崩れかけた塔の縁。銀色のショートボブが風に揺れている。薄紫と淡い琥珀色のオッドアイが、眼下の二人をとらえていた。
リリアの口元に、笑みが浮かんだ。
はっきりとした笑いではなかった。でも確かに、笑っていた。誰かに見せるための笑みじゃなかった。ただ、その光景を見て——自然に、そうなった。
誰にも見えていなかった。
戦場の騎士たちは疲弊していた。ベクトルは部隊の確認に動いていた。アイラは顔を伏せていた。レイドは瞳の色を取り戻しながら、まだ焦点が合いきっていなかった。

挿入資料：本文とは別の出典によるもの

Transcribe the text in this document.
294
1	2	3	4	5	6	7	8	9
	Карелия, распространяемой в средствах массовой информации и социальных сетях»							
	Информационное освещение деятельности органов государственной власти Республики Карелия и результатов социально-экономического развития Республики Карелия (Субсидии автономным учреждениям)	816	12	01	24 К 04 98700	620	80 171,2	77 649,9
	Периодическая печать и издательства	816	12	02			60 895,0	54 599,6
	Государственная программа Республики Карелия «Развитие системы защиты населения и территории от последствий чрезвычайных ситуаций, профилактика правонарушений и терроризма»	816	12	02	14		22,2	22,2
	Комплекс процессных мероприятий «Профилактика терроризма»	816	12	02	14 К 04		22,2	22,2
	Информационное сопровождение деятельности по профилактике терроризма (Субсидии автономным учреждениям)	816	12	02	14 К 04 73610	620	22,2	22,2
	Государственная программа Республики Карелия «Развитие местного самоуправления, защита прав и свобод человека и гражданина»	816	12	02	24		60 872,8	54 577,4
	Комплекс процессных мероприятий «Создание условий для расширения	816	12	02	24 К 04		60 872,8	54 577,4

リリアの笑みは、廃都の高所で、ひとりで完結していた。
風が吹いた。銀色の髪が横顔を撫でた。今度はリリアがそれを、指先でそっと払った。
廃都の空は、夜明けを過ぎて少しだけ明るくなっていた。霧が薄れ始めていて、遠くの石組みの輪郭がはっきりしてきた。朝の光が、廃都の砂利を白く照らしている。

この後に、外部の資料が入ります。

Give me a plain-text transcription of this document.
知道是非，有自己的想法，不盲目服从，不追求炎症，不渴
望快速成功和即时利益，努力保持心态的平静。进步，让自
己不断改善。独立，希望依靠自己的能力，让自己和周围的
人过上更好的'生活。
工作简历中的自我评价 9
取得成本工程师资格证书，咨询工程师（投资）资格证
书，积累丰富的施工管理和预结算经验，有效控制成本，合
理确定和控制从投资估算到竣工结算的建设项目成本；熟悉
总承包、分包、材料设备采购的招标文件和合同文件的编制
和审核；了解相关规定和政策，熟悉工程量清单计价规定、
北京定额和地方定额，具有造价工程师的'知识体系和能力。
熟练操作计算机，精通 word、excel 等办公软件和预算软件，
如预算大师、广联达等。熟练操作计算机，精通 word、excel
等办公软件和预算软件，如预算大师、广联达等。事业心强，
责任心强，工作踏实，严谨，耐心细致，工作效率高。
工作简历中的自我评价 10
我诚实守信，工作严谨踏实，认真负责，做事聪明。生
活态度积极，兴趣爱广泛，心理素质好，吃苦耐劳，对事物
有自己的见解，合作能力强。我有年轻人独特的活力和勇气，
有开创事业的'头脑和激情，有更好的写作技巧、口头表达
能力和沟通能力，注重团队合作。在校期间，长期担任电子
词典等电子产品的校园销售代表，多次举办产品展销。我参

砂利の上に膝をついているアイラの赤茶色の髪が、その光の中で静かに揺れていた。
レイドの瞳の色が、深い琥珀色に——戻っていた。
────
少し経って、アイラが顔を上げた。
何も言わなかった。言おうとしたけれど、言葉より先にレイドの顔が視界に入って、止まった。

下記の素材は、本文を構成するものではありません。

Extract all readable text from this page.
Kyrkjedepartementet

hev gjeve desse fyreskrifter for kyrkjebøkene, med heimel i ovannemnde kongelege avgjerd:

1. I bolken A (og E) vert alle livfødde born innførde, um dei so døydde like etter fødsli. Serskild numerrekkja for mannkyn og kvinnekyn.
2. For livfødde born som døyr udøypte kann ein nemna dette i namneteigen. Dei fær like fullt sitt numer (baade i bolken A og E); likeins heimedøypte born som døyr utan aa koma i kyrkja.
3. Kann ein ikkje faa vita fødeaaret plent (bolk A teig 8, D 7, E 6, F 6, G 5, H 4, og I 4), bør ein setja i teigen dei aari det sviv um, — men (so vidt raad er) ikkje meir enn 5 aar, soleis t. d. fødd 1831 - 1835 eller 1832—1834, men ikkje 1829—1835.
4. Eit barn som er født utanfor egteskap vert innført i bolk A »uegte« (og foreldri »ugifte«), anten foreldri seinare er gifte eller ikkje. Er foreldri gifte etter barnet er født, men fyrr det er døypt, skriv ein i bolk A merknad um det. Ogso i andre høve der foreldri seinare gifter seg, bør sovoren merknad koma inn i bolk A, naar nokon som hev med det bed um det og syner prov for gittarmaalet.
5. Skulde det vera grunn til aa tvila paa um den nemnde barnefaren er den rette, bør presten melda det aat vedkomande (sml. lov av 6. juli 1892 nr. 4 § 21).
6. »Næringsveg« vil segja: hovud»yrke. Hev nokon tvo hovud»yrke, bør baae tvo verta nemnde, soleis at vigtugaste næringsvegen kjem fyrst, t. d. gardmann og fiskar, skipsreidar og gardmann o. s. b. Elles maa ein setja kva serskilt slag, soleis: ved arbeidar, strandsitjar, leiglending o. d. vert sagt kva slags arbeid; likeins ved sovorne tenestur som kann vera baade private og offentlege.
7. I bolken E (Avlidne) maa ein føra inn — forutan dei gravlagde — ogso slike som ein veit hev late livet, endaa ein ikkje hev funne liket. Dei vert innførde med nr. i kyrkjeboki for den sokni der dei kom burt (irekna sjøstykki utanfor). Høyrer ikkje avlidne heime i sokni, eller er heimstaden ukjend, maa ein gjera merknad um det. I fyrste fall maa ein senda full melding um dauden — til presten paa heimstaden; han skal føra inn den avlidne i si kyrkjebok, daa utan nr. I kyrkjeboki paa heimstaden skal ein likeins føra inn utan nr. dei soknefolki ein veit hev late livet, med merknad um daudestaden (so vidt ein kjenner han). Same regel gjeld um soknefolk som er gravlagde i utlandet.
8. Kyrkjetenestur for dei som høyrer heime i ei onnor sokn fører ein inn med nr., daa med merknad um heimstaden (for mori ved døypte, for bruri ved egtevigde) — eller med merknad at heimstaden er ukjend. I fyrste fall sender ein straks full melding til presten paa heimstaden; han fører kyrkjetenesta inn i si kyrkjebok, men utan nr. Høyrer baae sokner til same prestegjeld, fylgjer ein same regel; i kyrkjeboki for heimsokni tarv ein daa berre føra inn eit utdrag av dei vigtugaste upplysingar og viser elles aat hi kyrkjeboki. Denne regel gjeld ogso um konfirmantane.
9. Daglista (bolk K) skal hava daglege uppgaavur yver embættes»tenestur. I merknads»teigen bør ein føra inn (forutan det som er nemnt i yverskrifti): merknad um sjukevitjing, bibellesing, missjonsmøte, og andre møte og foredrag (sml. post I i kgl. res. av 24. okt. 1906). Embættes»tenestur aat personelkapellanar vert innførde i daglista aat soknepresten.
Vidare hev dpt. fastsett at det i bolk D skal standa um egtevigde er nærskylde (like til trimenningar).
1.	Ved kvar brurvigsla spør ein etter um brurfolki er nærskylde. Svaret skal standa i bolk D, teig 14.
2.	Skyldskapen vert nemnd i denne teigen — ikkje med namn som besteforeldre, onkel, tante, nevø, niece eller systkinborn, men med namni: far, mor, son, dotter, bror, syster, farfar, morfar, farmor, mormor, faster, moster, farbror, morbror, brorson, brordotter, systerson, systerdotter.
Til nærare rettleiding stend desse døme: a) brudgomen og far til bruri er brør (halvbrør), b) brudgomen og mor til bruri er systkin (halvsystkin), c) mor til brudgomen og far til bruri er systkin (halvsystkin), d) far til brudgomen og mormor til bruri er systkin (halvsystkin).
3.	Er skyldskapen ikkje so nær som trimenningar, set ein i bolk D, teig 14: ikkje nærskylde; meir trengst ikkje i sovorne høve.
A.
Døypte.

まだ焦点が合いきっていない、でも戻ってきている——そういう目の色をしていた。四十二歳の男の顔だった。黒い短髪に白髪が交じっている。深い琥珀色の瞳が、ゆっくりとアイラを見た。
「……生きてるか」
掠れた声で、そう言った。アイラに向かって言ったのか、自分に向かって言ったのか、どちらとも取れる言い方だった。レイドらしかった。
アイラは少しの間、その言葉を受け取った。
それから、短く答えた。
「生きてます」
声がかすれていた。自分でも気づかなかった。でも声は出た。レイドに届いた。
レイドが小さく、何かを言おうとして——止めた。また言おうとして、また止めた。それからそのまま黙った。アイラも黙った。砂利の上に膝をついたまま、レイドを抱えたまま、二人とも黙っていた。
廃都の朝の空気が、その沈黙の中を通り抜けていった。
────
遠くで、ベクトルの声が聞こえた。部隊に指示を出している声だった。負傷者の確認、物資の確認、撤退の準備——実務的な声が、廃都の石壁に響いている。
アイラはその声を聞きながら、まだ動かなかった。
もう少しだけ、ここにいていいはずだ。そう思った。任務として正しいかどうかは、少し後で考える。今はただ、この体温が、ここにあることを確認していたかった。
アイラの指先が、レイドの外套の布を、わずかに掴んでいた。
自分でも気づいていなかった。でも確かに、掴んでいた。包帯を巻く手とも、傷を診る手とも違う、そういう掴み方をしていた。
その事実に気づいた時——アイラの顔が、また少し熱くなった。
今度は、熱傷のせいじゃないと分かっていた。
分かった上で、アイラはしばらくの間、その熱から目を逸らすことにした。